R-package Cohort2Trajectory creates patient orientated treatment trajectories from cohorts defined in OHDSI ATLAS. The package can be used with access to OMOP CDM database. The package creates discrete and continuous time trajectories (and outputs them as .csv file) which describe patients’ treatment through time.

Usage

We have created wrappers to use the CohortContrast output for creating trajectories in Cohort2Trajectory. NOTE! It will use only the concepts which are inside the data_feature dataframe and reported in trajectoryDataList object. The same features are shown on plots if you load the CohortContrast object in the graphical user interface.

Firstly, we have to initiate the database connection and load (or create) the CohortContrast object.

# Initiate database connection & load data
pathToResults <- "./inst/example"
db <- DBI::dbConnect(duckdb::duckdb(), dbdir = CDMConnector::eunomia_dir("GiBleed"))
cdm <- CDMConnector::cdm_from_con(db , cdm_name = "eunomia", cdm_schema = "main", write_schema = "main")
data <- readRDS("./inst/example/example.rds")

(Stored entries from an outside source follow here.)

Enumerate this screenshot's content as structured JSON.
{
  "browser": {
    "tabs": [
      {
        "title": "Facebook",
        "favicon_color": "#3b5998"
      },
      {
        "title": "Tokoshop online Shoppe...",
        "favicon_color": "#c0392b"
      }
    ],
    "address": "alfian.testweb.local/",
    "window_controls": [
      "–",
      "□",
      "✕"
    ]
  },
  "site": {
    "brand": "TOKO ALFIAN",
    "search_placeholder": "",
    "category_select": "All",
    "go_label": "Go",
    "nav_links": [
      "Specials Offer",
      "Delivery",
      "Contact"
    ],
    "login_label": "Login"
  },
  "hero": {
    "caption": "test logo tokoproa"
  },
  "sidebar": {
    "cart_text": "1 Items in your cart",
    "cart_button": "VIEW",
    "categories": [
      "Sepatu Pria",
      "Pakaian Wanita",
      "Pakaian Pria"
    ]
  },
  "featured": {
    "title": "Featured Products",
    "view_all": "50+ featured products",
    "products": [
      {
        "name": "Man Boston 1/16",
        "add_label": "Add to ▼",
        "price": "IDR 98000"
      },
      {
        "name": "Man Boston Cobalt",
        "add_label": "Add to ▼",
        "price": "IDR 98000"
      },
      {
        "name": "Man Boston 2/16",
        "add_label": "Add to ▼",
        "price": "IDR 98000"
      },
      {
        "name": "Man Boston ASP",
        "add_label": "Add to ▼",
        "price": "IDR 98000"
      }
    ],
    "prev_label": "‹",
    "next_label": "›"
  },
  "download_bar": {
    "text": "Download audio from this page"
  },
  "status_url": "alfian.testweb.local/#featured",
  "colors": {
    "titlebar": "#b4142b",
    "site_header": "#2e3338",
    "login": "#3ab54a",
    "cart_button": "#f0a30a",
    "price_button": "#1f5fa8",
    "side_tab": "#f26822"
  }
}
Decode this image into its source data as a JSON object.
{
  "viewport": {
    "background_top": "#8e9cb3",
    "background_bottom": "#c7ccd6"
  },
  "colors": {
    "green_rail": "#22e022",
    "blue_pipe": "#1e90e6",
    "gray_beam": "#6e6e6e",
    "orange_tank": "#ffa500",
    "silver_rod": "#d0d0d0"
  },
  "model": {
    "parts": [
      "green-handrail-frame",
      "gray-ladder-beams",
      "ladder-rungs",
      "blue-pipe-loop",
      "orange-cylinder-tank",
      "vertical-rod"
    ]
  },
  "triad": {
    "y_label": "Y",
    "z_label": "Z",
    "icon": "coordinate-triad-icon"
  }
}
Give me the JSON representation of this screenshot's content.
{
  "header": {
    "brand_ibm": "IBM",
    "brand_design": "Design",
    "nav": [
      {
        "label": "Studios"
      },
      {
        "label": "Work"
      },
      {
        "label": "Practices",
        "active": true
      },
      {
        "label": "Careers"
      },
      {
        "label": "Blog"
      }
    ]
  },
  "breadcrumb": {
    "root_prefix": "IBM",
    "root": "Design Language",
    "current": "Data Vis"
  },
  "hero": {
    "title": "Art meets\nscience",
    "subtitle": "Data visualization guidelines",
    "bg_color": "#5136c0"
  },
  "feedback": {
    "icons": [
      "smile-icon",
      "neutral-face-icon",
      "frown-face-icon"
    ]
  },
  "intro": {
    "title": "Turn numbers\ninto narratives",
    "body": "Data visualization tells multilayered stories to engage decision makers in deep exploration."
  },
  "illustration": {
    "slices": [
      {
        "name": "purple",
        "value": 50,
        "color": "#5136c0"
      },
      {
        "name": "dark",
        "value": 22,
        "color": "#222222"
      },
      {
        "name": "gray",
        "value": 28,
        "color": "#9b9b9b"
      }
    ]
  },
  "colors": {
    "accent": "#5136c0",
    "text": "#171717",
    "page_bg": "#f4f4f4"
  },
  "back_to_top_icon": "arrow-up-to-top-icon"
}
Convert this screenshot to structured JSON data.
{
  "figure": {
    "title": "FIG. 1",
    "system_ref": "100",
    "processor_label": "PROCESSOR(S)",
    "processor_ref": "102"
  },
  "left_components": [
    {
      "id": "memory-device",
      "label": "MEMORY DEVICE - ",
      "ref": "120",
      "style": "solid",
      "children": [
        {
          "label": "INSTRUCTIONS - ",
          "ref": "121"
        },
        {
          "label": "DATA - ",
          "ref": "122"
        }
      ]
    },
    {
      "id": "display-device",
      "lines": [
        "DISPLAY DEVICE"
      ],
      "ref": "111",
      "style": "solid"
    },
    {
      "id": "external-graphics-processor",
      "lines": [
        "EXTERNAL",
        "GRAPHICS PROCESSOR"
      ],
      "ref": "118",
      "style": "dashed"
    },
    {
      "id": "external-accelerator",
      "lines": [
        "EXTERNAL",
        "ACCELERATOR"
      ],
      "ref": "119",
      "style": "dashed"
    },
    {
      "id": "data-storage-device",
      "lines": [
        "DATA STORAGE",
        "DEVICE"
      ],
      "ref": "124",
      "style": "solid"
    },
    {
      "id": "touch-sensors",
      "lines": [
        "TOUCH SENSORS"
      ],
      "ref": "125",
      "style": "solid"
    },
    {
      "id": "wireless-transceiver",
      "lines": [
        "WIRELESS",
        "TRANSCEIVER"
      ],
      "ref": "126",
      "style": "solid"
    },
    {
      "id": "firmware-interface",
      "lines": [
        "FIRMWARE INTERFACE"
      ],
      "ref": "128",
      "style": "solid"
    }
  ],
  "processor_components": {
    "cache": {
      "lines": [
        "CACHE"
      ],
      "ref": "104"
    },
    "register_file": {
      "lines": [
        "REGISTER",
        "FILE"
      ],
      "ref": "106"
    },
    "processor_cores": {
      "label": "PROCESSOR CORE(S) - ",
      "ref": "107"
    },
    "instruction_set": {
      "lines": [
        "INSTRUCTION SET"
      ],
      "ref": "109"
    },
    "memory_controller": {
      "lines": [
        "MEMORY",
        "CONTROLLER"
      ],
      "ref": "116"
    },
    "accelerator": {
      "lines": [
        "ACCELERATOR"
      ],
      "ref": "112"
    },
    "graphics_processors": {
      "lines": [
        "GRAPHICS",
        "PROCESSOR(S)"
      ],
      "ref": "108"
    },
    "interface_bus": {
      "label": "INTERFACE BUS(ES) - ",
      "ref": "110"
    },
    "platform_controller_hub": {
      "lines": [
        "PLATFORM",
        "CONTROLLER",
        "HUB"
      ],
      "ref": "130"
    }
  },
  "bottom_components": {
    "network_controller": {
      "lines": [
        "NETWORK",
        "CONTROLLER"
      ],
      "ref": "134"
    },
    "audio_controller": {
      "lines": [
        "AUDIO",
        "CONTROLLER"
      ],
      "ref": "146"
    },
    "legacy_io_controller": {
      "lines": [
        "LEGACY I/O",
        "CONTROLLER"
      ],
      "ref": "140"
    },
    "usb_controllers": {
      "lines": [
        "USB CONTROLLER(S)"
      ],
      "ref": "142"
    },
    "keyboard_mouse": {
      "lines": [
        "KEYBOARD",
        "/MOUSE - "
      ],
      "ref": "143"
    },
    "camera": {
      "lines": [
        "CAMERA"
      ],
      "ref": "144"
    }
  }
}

Secondly, we have to import the data for the trajectories from the database.

# Import raw data for trajectory creation
data <- CohortContrast::createC2TInput(data, cdm)

Thirdly, we will call Cohort2Trajectory execution function. It has many parameters, but an easy example is given here, for more info check references.

# Create trajectories
trajectories <- CohortContrast::C2TCaller(
  data,
  pathToResults
)

This will output a trajectory dataframe as well as save this a a csv file to the pathToResults path.